Крепостная - стр. 14
Оказалась я в городе Верхнеуральске Оренбургской губернии, который находился почти в двух тысячах верстах от Петербурга. Жителей более трех тысяч, три церкви, крепость и мечеть. Предместье города населено казаками Оренбургского казачьего «шестого» полка, а полковой штаб расположен в самом городе.
Точная информация была найдена в газетах, которые хозяин словно специально любезно оставлял в своем кресле. И тогда я поняла, почему он хранит это старье: там были статьи о Верхнеуральске от некоего Руфа Гавриловича Игнатьева, проживающего в Троицке, «описателя» что по-нашему, видимо, означало журналист. Кем он был, я так и не поняла, но сделал для меня большую работу: не выходя дальше двора, я узнала о месте, где оказалась, даже то, чего не знала Глаша.
Через каждые три дня мы ходили в баню – хозяйка настаивала на паренье с вениками, обливании при выходе из адова почти пекла прохладной водой и растирании полотенцем.
Баня меня радовала, поскольку приходилось бегать к речке по вечерам. А судя по окружающей природе, дело шло к осени.
Когда пошли затяжные и косые дожди, мне стало скучно. Хозяйка часто засыпала в кресле с вязанием или вышивкой. Тогда мне оставалось пялиться в окно, за которым крестьяне торопливо бежали по делам, никем не отмененным в связи с непогодой. Голова наливалась тяжестью, и под размеренный храп Домны, под ровное тиканье ходиков я начинала клевать носом. Тогда-то, словно почуяв мое состояние, хозяйка просыпалась, снова начинала шить, будто и не спала вовсе, а через пару минут заявляла, что пора выпить чаю с пирогами.
Чаевничали в доме часто и обильно. Под настроение Домны на стол выносили самовар. Чаще она велела приносить каждый раз в новой кружке, но были моменты, когда ей самой хотелось доливать кипятку из пузатого, фырчащего все еще «домочадца». В такие дни за стол усаживали и меня.
В остальное время я завтракала, обедала и ужинала в кухне, где в первый день сперла пироги. Пухлая, сдобная и белая, как тесто, Нюрка ставила на длинный стол железные миски с кашей или щами из кислой капусты, нарезала явно старый, уже крошащийся, отдающий кислым хлеб и отстранялась. Только если на обед оказывался дома Фирс, Нюра зацветала алым цветом и просила его принести на стол самовар.

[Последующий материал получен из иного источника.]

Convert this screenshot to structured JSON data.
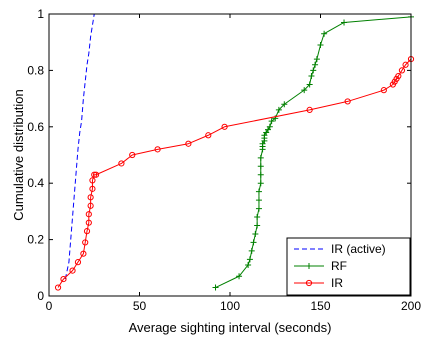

С Фирсом мы пили густой, разливающий по кухне аромат Иван-чая и зверобоя напиток. В самые хорошие дни Анна, которую все, кроме меня, звали только Нюркой, выставляла на общий стол подсохшие, наверное, хранимые для Фирса, который не смог зайти раньше, уголочки от пирогов.
Хозяева углы не ели. Зная это, Нюра не укладывала в них начинку, но сочный мясной или рыбный дух с бульоном пробирался туда, делая выпечку ароматной и словно обретшей душу.
На кухне кормили меня, Глашу, Фирса и еще пару девок из тех, что убирались в доме. Остальные жили и столовались в своих домах. Нюра и мы с Глашей оказались сиротами, воспитанными здесь, при доме хозяев. Нюра терлась на кухне с некой почившей уже бабой Маней, а меня выбрала себе Домна, потому что показалась милее Глаши.
Глаша рассказывала мне эти детали, вовсе не рефлексируя, словно ей было и не обидно вовсе. Мы сидели под навесом конюшни. Глаша срезала с репы тонкие, почти прозрачные слайсы и кидала в рот, шумно хрустела и резала снова.